The clock on the wall read 9:47, but I had already finished the multiple-choice section with twenty-three minutes to spare. I sat back, stretched my fingers, and watched the other students in the hall—heads down, pens scratching, the occasional sigh. The practice exam was supposed to be a simulation of the real HSC English Paper 1, but I had treated it like a warm-up, something to get through rather than something to learn from. I had skimmed the unseen text, circled answers that felt right, and written a short response that barely filled the lines. When the supervisor called time, I handed in my paper without a second thought.
That afternoon, I collected my marked paper from the front desk. The multiple-choice score was decent—eight out of ten—but the written section was covered in red annotations. My teacher had written, ‘This is a summary, not an analysis. Where is your argument?’ I read the comment three times, each repetition stinging more than the last. I had assumed that knowing the content was enough, that I could coast on general impressions and still scrape by. The marks told a different story: I had lost points not because I misunderstood the text, but because I had refused to engage with it on its own terms.
I took the paper home and spread it across my desk. The red ink pointed out every shortcut I had taken: vague phrases like ‘the composer uses imagery’ without specifying which image or why; claims that restated the question rather than answering it; a conclusion that simply repeated my introduction. I had written as if the examiner would fill in the gaps for me, as if my intentions mattered more than my execution.
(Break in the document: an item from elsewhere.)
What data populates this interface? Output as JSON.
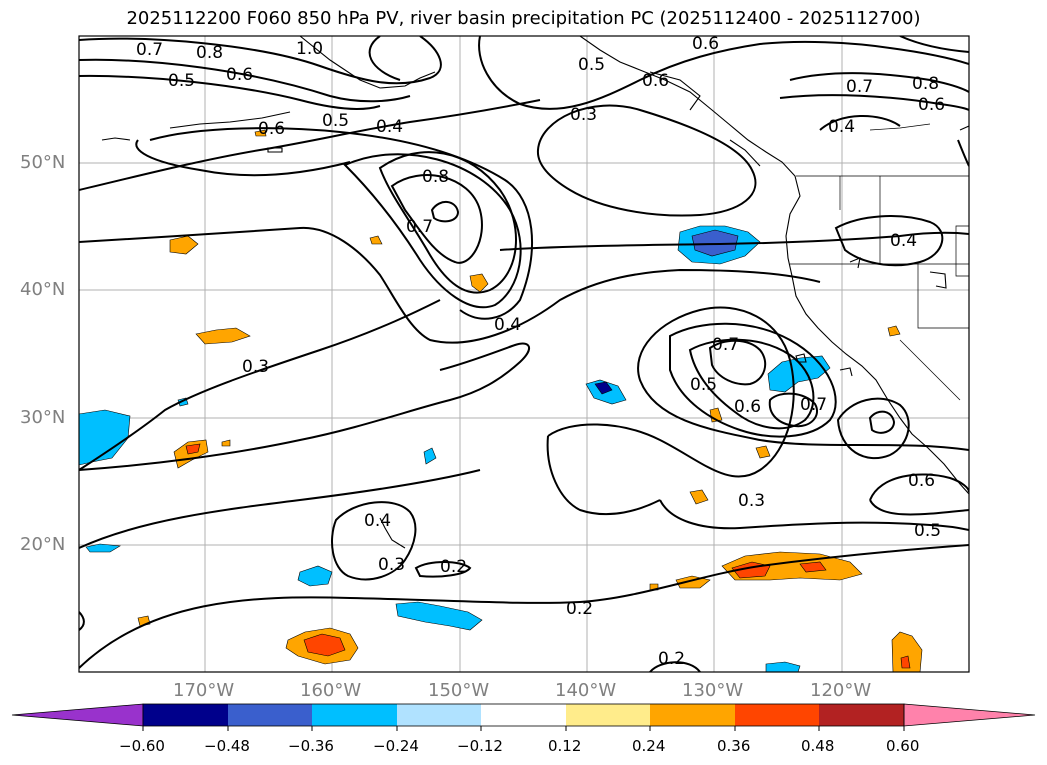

That night, I rewrote the response from scratch, forcing myself to name the techniques, quote the lines, and explain the effect on the reader. It took two hours, and the final version was twice as long as the original.
The marks told a different story: I had lost points not because I misunderstood the text, but because I had refused to engage with it on its own terms.
The next day, I asked my teacher for feedback on the rewrite. She read it silently, then looked up and said, ‘This is better, but you’re still describing what the text does, not why it matters.’ She pointed to a paragraph where I had analysed a metaphor about a broken fence. ‘You say it represents division. Why does that division matter in the context of the whole poem? What is the poet arguing about belonging?’ I had no answer. I had been so focused on identifying the device that I had forgotten to ask what the device was for. The practice exam had not just exposed my weak spots—it had revealed a habit of mind I didn’t know I had.
Over the following weeks, I started approaching every text differently. Instead of reading to confirm what I already knew, I read to be surprised. I kept a notebook where I jotted down questions: Why does the author choose this setting? What does this character’s silence suggest about power? How does the structure of this paragraph mirror the narrator’s confusion? The practice exam had been a wake-up call, but the real work began when I decided to change my method. I stopped treating analysis as a checklist and started treating it as a conversation with the text.
When the real HSC trial came around, I felt a different kind of nerves. Not the panic of being unprepared, but the alertness of someone who knows they have to earn every mark. I read the unseen text three times before writing a single word. I annotated the margins with questions and connections. My response was not perfect—I ran out of time for the last paragraph—but when I handed it in, I knew I had done something different. I had argued, not just answered. I had shown my working, not just my conclusion.
Looking back, I am grateful for that practice exam. It humbled me at the right moment, when there was still time to adjust. I learned that confidence without rigour is just arrogance, and that the best preparation is not knowing the answers but knowing how to find them. The red ink on that paper was not a punishment; it was a map. It showed me where I had been cutting corners and where I needed to dig deeper. That wake-up call did not just improve my marks—it changed how I think.